How Exact Data Is Raising the Standard for Insurance Coverage Advice
For large organizations, the stakes are too high to approximate commercial insurance limits, true exposure coverage, or a comparison against competitors’ programs. In this session at RISKWORLD® 2026, brokerage and risk management experts highlighted what to look and ask for based on a framework for evaluating your advisors.
Speakers Included:
- Jim Blinn, Vice President, Client Solutions at Zywave
- Stephen Westcott, Senior Director, Casualty Broker & Analytics Leader – Northeast Region at WTW
- Jeff Cohen. Senior Vice President, Industry Relations at Zywave
- Christie Weinstein, Senior Director, Risk Management, Solstice Advanced Materials, Inc.
Organizations are constantly coming up with new data. If you are an insurance buyer, how are you staying current?
Insurance buyers have certain expectations when they approach their broker to help develop their insurance programs. Communication is essential. When it comes to data, buyers need assistance from their broker partners to help interpret the data they need to understand. In turn, brokers need to understand their insurance buyers’ business. Staying current with their clients’ business developments is an essential element of the relationship. They require their broker to do their homework and stay proactive in the risks, trends, and needs related to their clients. The brokers that accomplish that stand out as differentiators in the industry.
From a broker perspective, they strive to understand every aspect of their client. It is not just the numbers, but rather every piece of related news about their clients and their clients’ industries. In addition, they reach out to other brokers in their organization for knowledge sharing. Time spent with their clients also helps broaden that understanding. Collectively, this is how to build the best and most advantageous connections.

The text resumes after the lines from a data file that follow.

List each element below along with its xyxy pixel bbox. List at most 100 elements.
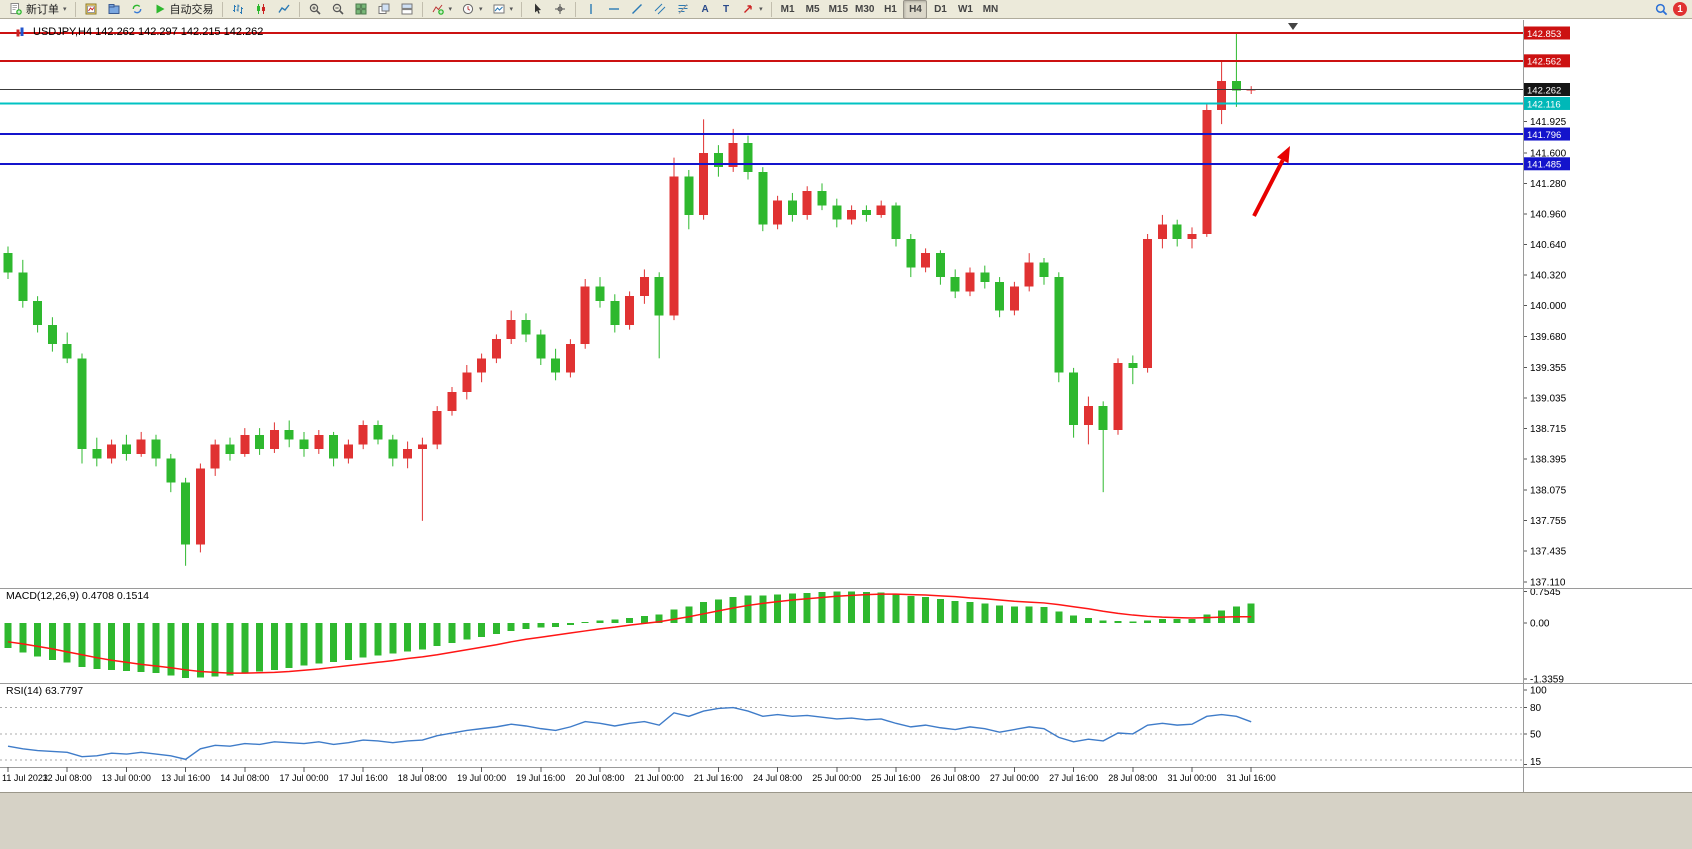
horizontal-line-icon [607,3,621,16]
svg-text:138.715: 138.715 [1530,424,1567,435]
chart-window-icon [14,25,28,38]
svg-text:15: 15 [1530,757,1542,768]
timeframe-button-d1[interactable]: D1 [934,3,947,15]
svg-text:21 Jul 00:00: 21 Jul 00:00 [635,773,684,783]
new-order-icon [9,3,23,16]
navigator-button[interactable] [103,0,125,19]
svg-text:31 Jul 16:00: 31 Jul 16:00 [1227,773,1276,783]
svg-text:13 Jul 00:00: 13 Jul 00:00 [102,773,151,783]
dropdown-arrow-icon: ▾ [63,6,67,13]
trendline-button[interactable] [626,0,648,19]
dropdown-arrow-icon: ▾ [509,6,514,13]
timeframe-button-h4[interactable]: H4 [903,0,928,19]
chart-title: USDJPY,H4 142.262 142.297 142.215 142.26… [14,25,263,38]
timeframe-button-m15[interactable]: M15 [828,3,849,15]
svg-text:137.435: 137.435 [1530,546,1567,557]
horizontal-line-button[interactable] [603,0,625,19]
candles-layer [3,33,1256,566]
label-button[interactable]: T [716,0,736,19]
vertical-line-icon [584,3,598,16]
fibonacci-button[interactable] [672,0,694,19]
macd-pane [4,591,1255,679]
svg-text:50: 50 [1530,729,1542,740]
price-badge [1524,127,1570,141]
timeframe-button-mn[interactable]: MN [982,3,999,15]
label-tool-icon: T [723,3,730,15]
indicators-icon [431,3,445,16]
channel-button[interactable] [649,0,671,19]
cursor-button[interactable] [526,0,548,19]
toolbar-separator [221,1,223,17]
svg-text:20 Jul 08:00: 20 Jul 08:00 [575,773,624,783]
zoom-in-button[interactable] [304,0,326,19]
market-watch-button[interactable] [80,0,102,19]
bar-chart-button[interactable] [227,0,249,19]
price-badge [1524,26,1570,40]
template-icon [492,3,506,16]
toolbar: 新订单 ▾ 自动交易 ▾ ▾ ▾ A T ▾ M1 M5 M15 M30 H1 H4 D1 W… [0,0,1692,19]
market-watch-icon [84,3,98,16]
macd-signal-line [7,593,1252,674]
trend-arrow-annotation[interactable] [1252,146,1290,217]
toolbar-separator [575,1,577,17]
search-button[interactable] [1650,0,1672,19]
svg-text:12 Jul 08:00: 12 Jul 08:00 [43,773,92,783]
auto-trading-button[interactable]: 自动交易 [149,0,218,19]
auto-trading-label: 自动交易 [169,4,214,16]
svg-text:19 Jul 00:00: 19 Jul 00:00 [457,773,506,783]
rsi-indicator-label: RSI(14) 63.7797 [6,685,84,697]
svg-text:100: 100 [1530,686,1547,697]
tile-windows-button[interactable] [350,0,372,19]
templates-button[interactable]: ▾ [488,0,518,19]
refresh-button[interactable] [126,0,148,19]
line-chart-icon [277,3,291,16]
svg-text:0.7545: 0.7545 [1530,587,1561,598]
timeframe-button-m5[interactable]: M5 [805,3,820,15]
crosshair-button[interactable] [549,0,571,19]
vertical-line-button[interactable] [580,0,602,19]
periods-button[interactable]: ▾ [457,0,487,19]
svg-text:137.755: 137.755 [1530,516,1567,527]
toolbar-separator [770,1,772,17]
dropdown-arrow-icon: ▾ [448,6,453,13]
svg-text:11 Jul 2023: 11 Jul 2023 [2,773,48,783]
cursor-icon [530,3,544,16]
svg-text:17 Jul 00:00: 17 Jul 00:00 [279,773,328,783]
zoom-out-button[interactable] [327,0,349,19]
price-axis[interactable]: 141.925 141.600 141.280 140.960 140.640 140.3… [1523,117,1567,768]
timeframe-button-h1[interactable]: H1 [884,3,897,15]
svg-text:138.395: 138.395 [1530,455,1567,466]
svg-text:27 Jul 00:00: 27 Jul 00:00 [990,773,1039,783]
chart-shift-marker[interactable] [1288,23,1298,30]
candlestick-chart-icon [254,3,268,16]
arrows-button[interactable]: ▾ [737,0,767,19]
svg-text:140.960: 140.960 [1530,209,1567,220]
rsi-levels [0,707,1523,761]
cascade-windows-button[interactable] [373,0,395,19]
candlestick-chart-button[interactable] [250,0,272,19]
arrange-windows-button[interactable] [396,0,418,19]
toolbar-separator [421,1,423,17]
svg-text:141.485: 141.485 [1527,160,1561,171]
svg-text:141.796: 141.796 [1527,130,1561,141]
chart-canvas[interactable]: 142.853 142.562 142.116 141.796 141.485 142.2… [0,20,1692,792]
macd-indicator-label: MACD(12,26,9) 0.4708 0.1514 [6,590,150,602]
price-badge [1524,54,1570,68]
svg-text:18 Jul 08:00: 18 Jul 08:00 [398,773,447,783]
price-badge [1524,96,1570,110]
tile-windows-icon [354,3,368,16]
new-order-button[interactable]: 新订单 ▾ [5,0,71,19]
line-chart-button[interactable] [273,0,295,19]
timeframe-button-m1[interactable]: M1 [780,3,795,15]
indicators-button[interactable]: ▾ [427,0,457,19]
dropdown-arrow-icon: ▾ [759,6,763,13]
price-badge [1524,157,1570,171]
toolbar-separator [74,1,76,17]
notification-badge[interactable]: 1 [1673,2,1687,16]
svg-text:25 Jul 00:00: 25 Jul 00:00 [812,773,861,783]
symbol-ohlc-title: USDJPY,H4 142.262 142.297 142.215 142.26… [33,25,264,38]
timeframe-button-m30[interactable]: M30 [855,3,875,15]
timeframe-button-w1[interactable]: W1 [957,3,973,15]
text-button[interactable]: A [695,0,715,19]
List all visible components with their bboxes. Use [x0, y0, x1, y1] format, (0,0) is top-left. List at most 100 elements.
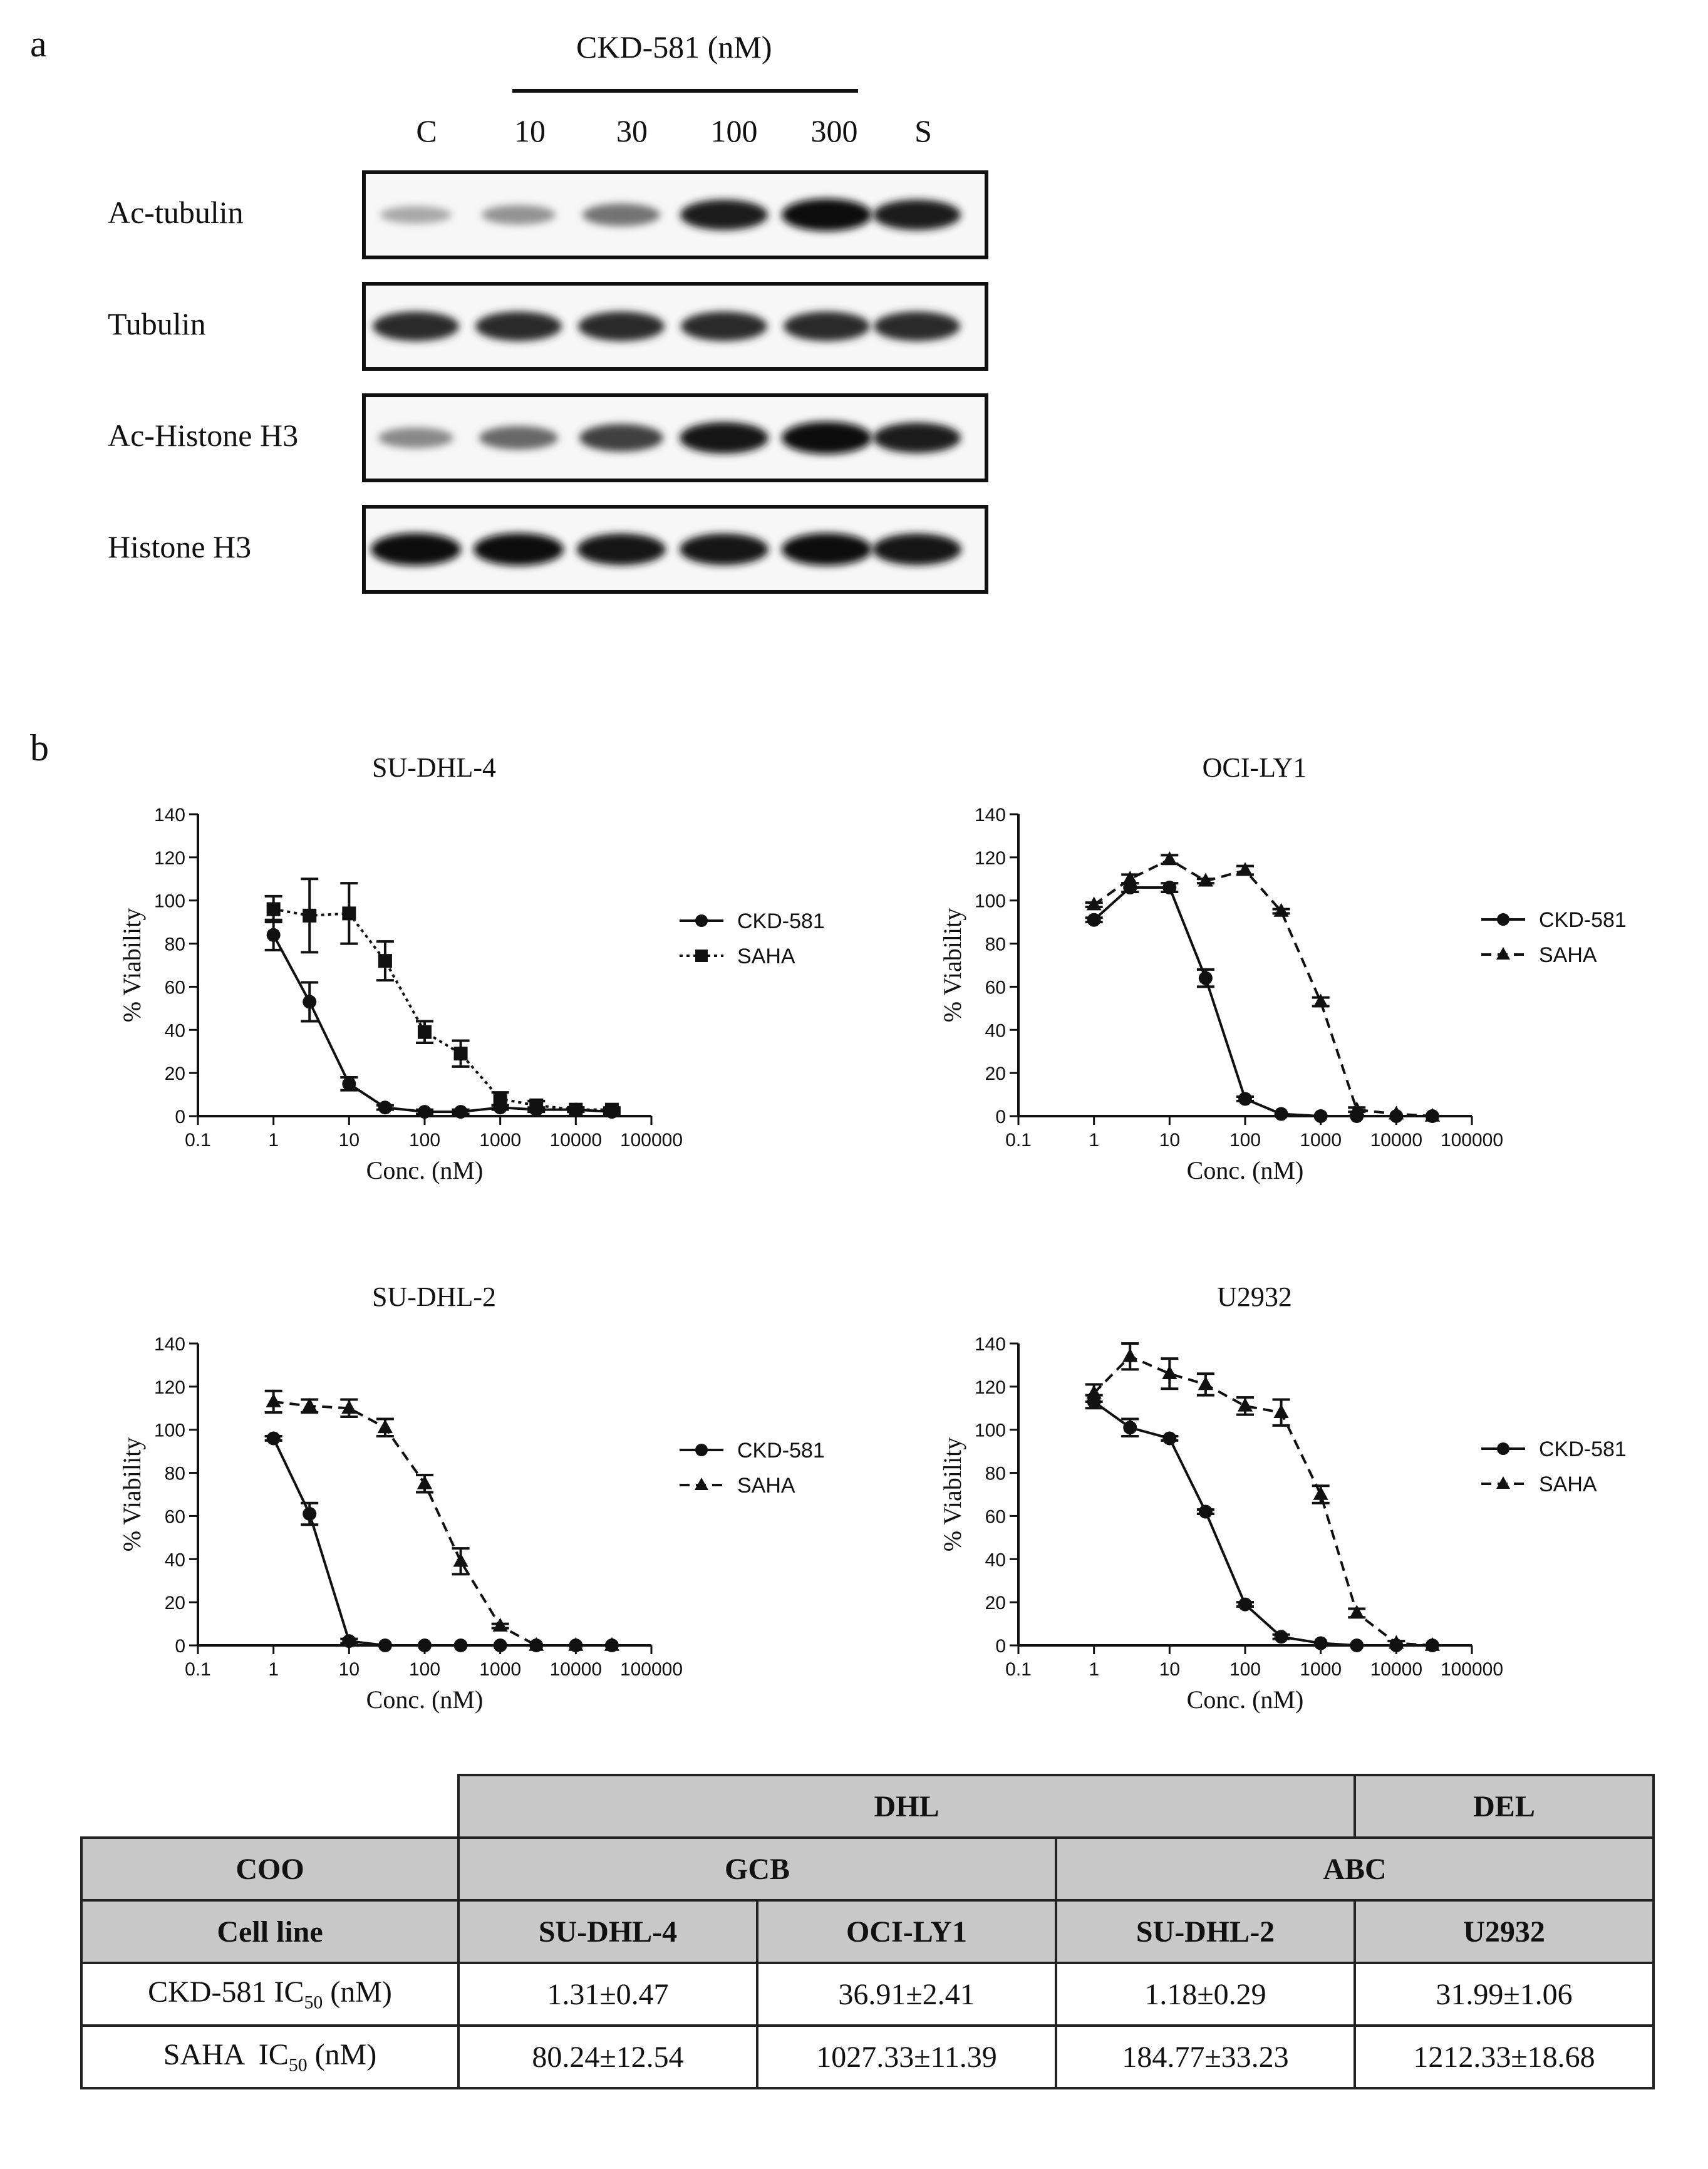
x-tick-label: 100	[1229, 1130, 1261, 1151]
blot-band	[373, 311, 459, 341]
lane-label: 30	[616, 113, 648, 148]
data-point	[1087, 913, 1101, 927]
x-tick-label: 100	[1229, 1659, 1261, 1680]
data-point	[1349, 1101, 1365, 1116]
table-cell: 36.91±2.41	[756, 1962, 1057, 2027]
data-point	[529, 1098, 544, 1112]
data-point	[418, 1105, 432, 1119]
data-point	[342, 1077, 356, 1091]
y-tick-label: 100	[975, 1421, 1006, 1441]
data-point	[377, 1419, 393, 1434]
data-point	[378, 954, 392, 968]
data-point	[1086, 1384, 1102, 1399]
y-tick-label: 60	[985, 1506, 1006, 1527]
blot-band	[680, 422, 769, 454]
data-point	[1238, 1092, 1252, 1106]
panel-b-label: b	[30, 727, 49, 769]
data-point	[266, 1431, 281, 1446]
x-tick-label: 1000	[479, 1130, 521, 1151]
data-point	[418, 1025, 432, 1039]
group-header-del: DEL	[1353, 1774, 1655, 1839]
blot-band	[874, 311, 960, 341]
blot-band	[873, 422, 961, 453]
y-axis-label: % Viability	[118, 908, 146, 1022]
data-point	[453, 1553, 468, 1567]
blot-band	[872, 533, 961, 566]
blot-label-ac-histone-h3: Ac-Histone H3	[108, 418, 299, 453]
data-point	[492, 1617, 508, 1632]
x-tick-label: 10	[1159, 1130, 1180, 1151]
row-label-text: CKD-581 IC	[148, 1975, 304, 2009]
blot-band	[482, 205, 556, 225]
blot-label-tubulin: Tubulin	[108, 306, 206, 341]
blot-band	[475, 311, 562, 341]
y-tick-label: 0	[995, 1107, 1006, 1127]
cell-line-header: SU-DHL-4	[457, 1899, 758, 1964]
y-tick-label: 120	[154, 1377, 185, 1398]
lane-label: 300	[810, 113, 858, 148]
y-tick-label: 40	[985, 1020, 1006, 1041]
data-point	[1238, 1597, 1252, 1612]
cell-line-header: OCI-LY1	[756, 1899, 1057, 1964]
y-tick-label: 140	[154, 1334, 185, 1355]
x-tick-label: 1	[1089, 1130, 1099, 1151]
x-tick-label: 10	[339, 1130, 360, 1151]
legend-label: CKD-581	[1539, 1437, 1627, 1461]
table-row-ckd581: CKD-581 IC50 (nM) 1.31±0.47 36.91±2.41 1…	[80, 1962, 1655, 2027]
data-point	[1162, 851, 1177, 866]
data-point	[1162, 1365, 1177, 1379]
x-tick-label: 0.1	[1005, 1130, 1032, 1151]
x-tick-label: 10000	[1370, 1130, 1422, 1151]
viability-plot-su-dhl-4: SU-DHL-4 0 20 40 60 80 100 120 140 0.1 1 10 100 1000 1…	[118, 752, 825, 1184]
table-row-cell-line: Cell line SU-DHL-4 OCI-LY1 SU-DHL-2 U293…	[80, 1899, 1655, 1964]
lane-label: C	[416, 113, 437, 148]
coo-abc: ABC	[1055, 1836, 1655, 1902]
data-point	[1424, 1637, 1441, 1651]
data-point	[1313, 993, 1328, 1008]
data-point	[1273, 1404, 1289, 1418]
data-point	[1313, 1486, 1328, 1500]
series-line	[272, 934, 613, 1114]
table-cell: 184.77±33.23	[1055, 2024, 1356, 2089]
y-tick-label: 0	[175, 1107, 185, 1127]
data-point	[1122, 871, 1138, 885]
blot-label-ac-tubulin: Ac-tubulin	[108, 195, 244, 230]
blot-label-histone-h3: Histone H3	[108, 529, 252, 564]
x-axis-label: Conc. (nM)	[1187, 1156, 1304, 1184]
x-tick-label: 100000	[1441, 1659, 1503, 1680]
legend-marker	[695, 1444, 708, 1456]
blot-band	[782, 199, 872, 231]
y-tick-label: 100	[154, 891, 185, 912]
row-label-ckd581-ic50: CKD-581 IC50 (nM)	[80, 1962, 460, 2027]
x-tick-label: 100000	[1441, 1130, 1503, 1151]
y-tick-label: 80	[985, 1464, 1006, 1484]
data-point	[1274, 1630, 1288, 1644]
data-point	[1273, 903, 1289, 917]
blot-histone-h3	[362, 505, 988, 594]
y-axis-label: % Viability	[938, 908, 966, 1022]
y-axis-label: % Viability	[118, 1437, 146, 1551]
blot-band	[784, 311, 870, 341]
series-line	[1093, 886, 1432, 1117]
row-label-sub: 50	[288, 2054, 308, 2076]
series-line	[1093, 858, 1433, 1117]
data-point	[303, 908, 317, 923]
data-point	[341, 1400, 357, 1414]
data-point	[493, 1638, 507, 1652]
ic50-table: DHL DEL COO GCB ABC Cell line SU-DHL-4 O…	[80, 1774, 1655, 2089]
y-tick-label: 140	[975, 805, 1006, 826]
legend-label: SAHA	[1539, 943, 1597, 967]
legend-marker	[1497, 1442, 1509, 1455]
table-cell: 31.99±1.06	[1353, 1962, 1655, 2027]
x-tick-label: 10	[1159, 1659, 1180, 1680]
data-point	[417, 1475, 433, 1489]
legend-marker	[1496, 1476, 1510, 1489]
data-point	[1162, 1431, 1177, 1446]
cell-line-header: U2932	[1353, 1899, 1655, 1964]
table-cell: 1027.33±11.39	[756, 2024, 1057, 2089]
y-tick-label: 100	[975, 891, 1006, 912]
chart-title: SU-DHL-2	[372, 1281, 496, 1312]
data-point	[266, 902, 281, 916]
data-point	[453, 1638, 468, 1652]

Data is at the very center of this relationship. So what trends is the data showing us lately?
Zywave’s loss insight data shows the following casualty trends:
- $86M was the average nuclear verdict in 2025, which is up from $44M in 2010.
- 200+ cases exceeded $10M in 2025 alone.
- This produced a $4.2M median loss rate.
- This resulted in a 7% annual social inflation rate.
Severity trends continue to increase as a result, which is causing the cost of insurance to increase as a result, and the coverage gap is widening. This influences limits selection. Companies are essentially buying a limit today for losses that will not be settled for years from now. It is important to ensure that your limits will be appropriate when you incur those claims. Data helps determine that. This should include benchmarking in an organization’s peer group, which can yield very beneficial data points to consider.
AI is rapidly entering this dynamic, but it is what you do with that AI data that really matters. It cannot be something you use without oversight at this point. A human element is still necessary. The quick AI answer might not be the information that the broker and their client is looking for, so quick is not always a solution for finding the right type of analysis to make informed decisions.
AI’s capabilities, however, are shifting rapidly. Applications within the industry will continue to improve and if industry stakeholders do not find out how to use AI to its benefit, they will be at a disadvantage. It will allow buyers, brokers, and carriers to become more informed and make insurance program structure decisions accordingly. Everyone’s goal should be the same, which is creating the best structured program for the client.